Let $S$ be a semigroup, a subset $I\subseteq S$ is called an ideal if $SI \subseteq I$ and $IS \subseteq S$. We denote by $S^1$ the semigroup $S$ adjoined with a identity if it does not contains one, and for $a \in S$ we set $J(a) = S^1aS^1$, the principal ideal generated by $a$. Also we set for $a,b \in S$
$$
a \mathcal J b :\Leftrightarrow S^1 a S^1 = S^1 b S^1.
$$
For an ideal we can form the Rees factor semigroup denotes by $S / I$, which essentially means collapsing everything in $I$ to a zero in the factor semigroup. Denote the $\mathcal J$-equivalence class of some $a \in S$ by $J_a$.

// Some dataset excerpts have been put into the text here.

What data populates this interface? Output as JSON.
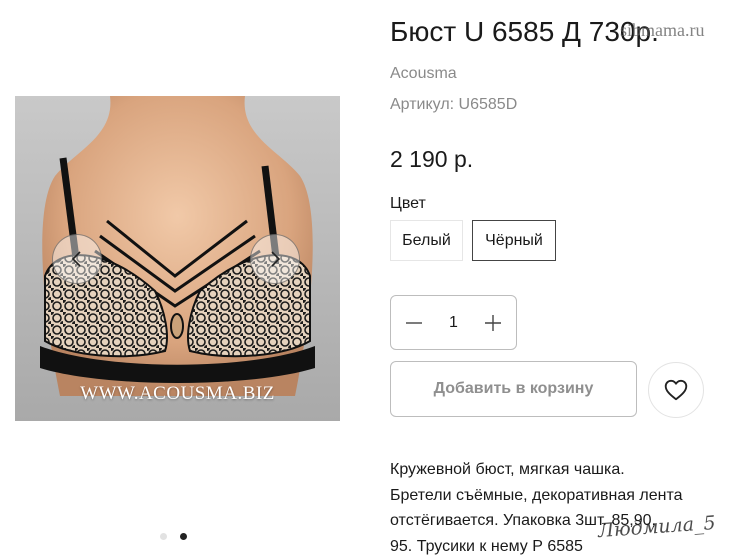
{
  "product": {
    "title": "Бюст U 6585 Д 730р.",
    "brand": "Acousma",
    "sku": "Артикул: U6585D",
    "price": "2 190 р.",
    "color_label": "Цвет",
    "colors": [
      "Белый",
      "Чёрный"
    ],
    "selected_color": "Чёрный",
    "quantity": "1",
    "add_to_cart_label": "Добавить в корзину",
    "description_lines": [
      "Кружевной бюст, мягкая чашка.",
      "Бретели съёмные, декоративная лента",
      "отстёгивается. Упаковка 3шт. 85,90,",
      "95. Трусики к нему Р 6585"
    ]
  },
  "gallery": {
    "photo_watermark": "WWW.ACOUSMA.BIZ",
    "slide_count": 2,
    "active_slide": 2
  },
  "watermarks": {
    "site": "sibmama.ru",
    "signature": "Людмила_5"
  },
  "icons": {
    "prev": "chevron-left-icon",
    "next": "chevron-right-icon",
    "minus": "minus-icon",
    "plus": "plus-icon",
    "favorite": "heart-icon"
  },
  "colors": {
    "photo_background": "#bdbdbd",
    "secondary_text": "#8a8a8a",
    "border": "#bdbdbd"
  }
}
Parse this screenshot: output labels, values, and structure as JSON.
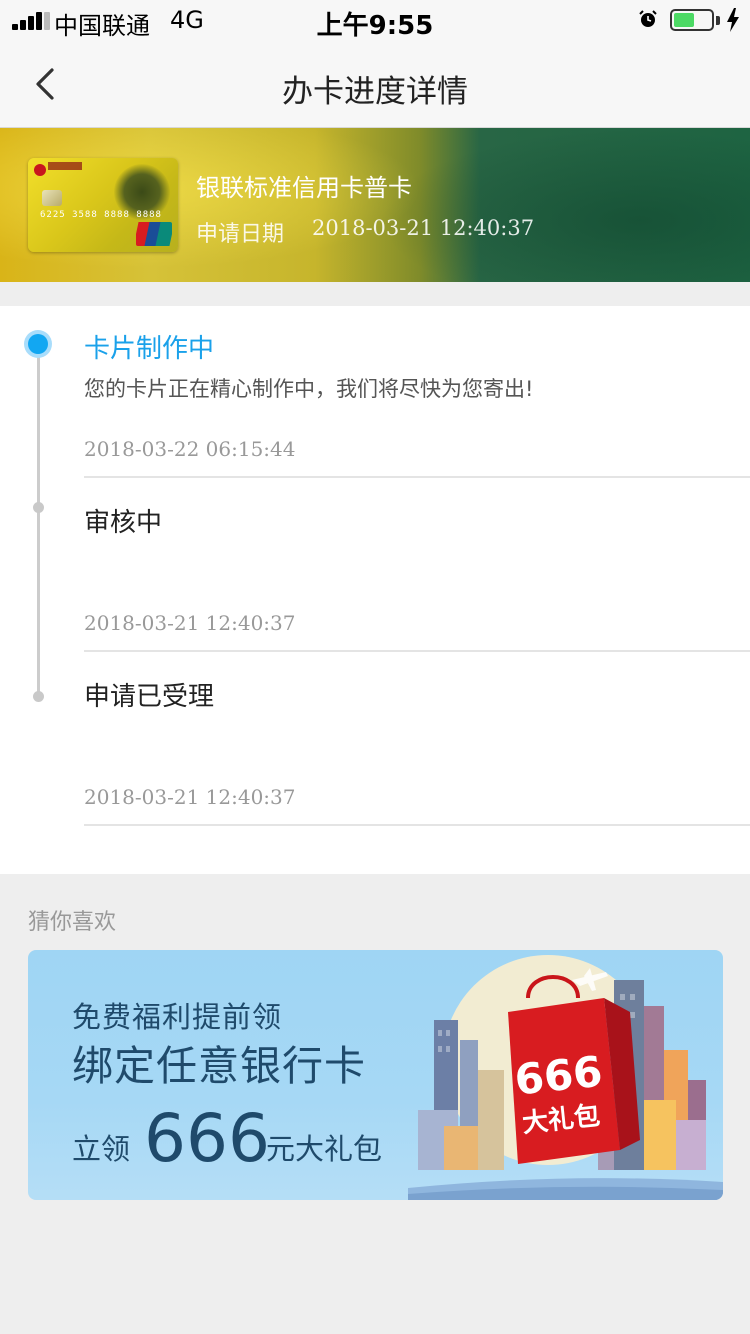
{
  "status_bar": {
    "carrier": "中国联通",
    "network": "4G",
    "time": "上午9:55"
  },
  "nav": {
    "title": "办卡进度详情"
  },
  "card": {
    "image_number": "6225  3588  8888  8888",
    "name": "银联标准信用卡普卡",
    "date_label": "申请日期",
    "date_value": "2018-03-21 12:40:37"
  },
  "timeline": [
    {
      "title": "卡片制作中",
      "desc": "您的卡片正在精心制作中，我们将尽快为您寄出!",
      "time": "2018-03-22 06:15:44",
      "active": true
    },
    {
      "title": "审核中",
      "desc": "",
      "time": "2018-03-21 12:40:37",
      "active": false
    },
    {
      "title": "申请已受理",
      "desc": "",
      "time": "2018-03-21 12:40:37",
      "active": false
    }
  ],
  "recommend": {
    "label": "猜你喜欢",
    "ad": {
      "line1": "免费福利提前领",
      "line2": "绑定任意银行卡",
      "prefix": "立领",
      "amount": "666",
      "suffix": "元大礼包",
      "bag_amount": "666",
      "bag_text": "大礼包"
    }
  },
  "colors": {
    "accent": "#1aa1ea",
    "battery": "#4cd964",
    "ad_text": "#1f4a6b",
    "gift_bag": "#d81c20"
  },
  "icons": [
    "signal-icon",
    "alarm-icon",
    "battery-icon",
    "charging-icon",
    "back-arrow-icon",
    "unionpay-logo-icon"
  ]
}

A principal factor is a factor semigroup of the form $J(a) / (J(a) \setminus J_a)$, see the Ecyclopdia of mathematics. The unique minimal ideal, called the kernel of $S$, is among the principal factors.
A null semigroup (or semigroup with zero multiplication) is a semigroup $S$ with a zero $0 \in S$ such that $ab = 0$ for all $a,b \in S$. A semigroup is called semisimple if none of the principal factors is a null semigroup.
I want to show that a semigroup $S$ is semisimple if and onyl if $A^2 = A$ for every ideal $A \subseteq S$.
This is an exercise from the book Fundamentals of Semigroup Theory by J. Howie, page 95.
What I do not understand is that if a semigroup contains a zero $0$, then the minimal ideal must be $\{0\}$, in particular this is a null semigroup. But I can very well find semigroups such that $A^2 = A$ for every ideal that have a zero. For example take any group $G$, adjoin a zero $0$ by setting $g0 = 0g =0$ and observe that the only ideals are $\{0\}$ and $G \cup\{0\}$ itself, and they both fulfill the condition on ideals…
So any hints on this exercise, or what I have understood wrong here?
EDIT: Maybe there is a typo in the exercise, and just the principal factors not equal to the kernel are meant. But the same exercise appears in the classic Algebraic Theory of Semigroups by Clifford/Preston, and the above link to the Encyclopedia does not excludes the kernel. But if we exclude the kernel, than $A^2 = A$ for every ideal $A$ iff no principal factor not equal the kernel is null. For $A^2 \subsetneq A$ choose $a \in A \setminus A^2$, then $J(a) / N(a)$ is null, for if $x,y \in J(a)$ with $xy \notin N(a)$ would imply $a = u(xy)v$ for some $u,v \in S^1$ and $(ux)(yv) \in A^2$. Conversely,
as $S^2 / I = (S/I)^2$ for every semigroup $S$ and ideal $I$ we have that $(J(a)/N(a))^2 = J(a)^2 / N(a) = J(a) / N(a)$ and as $|J(a)/N(a)| > 1$ if $N(a) \ne\emptyset$ those principal factors not equal the kernel are not null. But in case is is not a typo I ask for feedback/clarification…
Best Answer
Clifford and Preston give the following definition:
This is the right definition and it makes the exercise correct since the semigroup $0$ is simple.
Unfortunately, Howie modified the definition, leading to a wrong statement. The same wrong definition (and the same exercise) have been copied and pasted in Higgins' book Techniques of semigroup theory.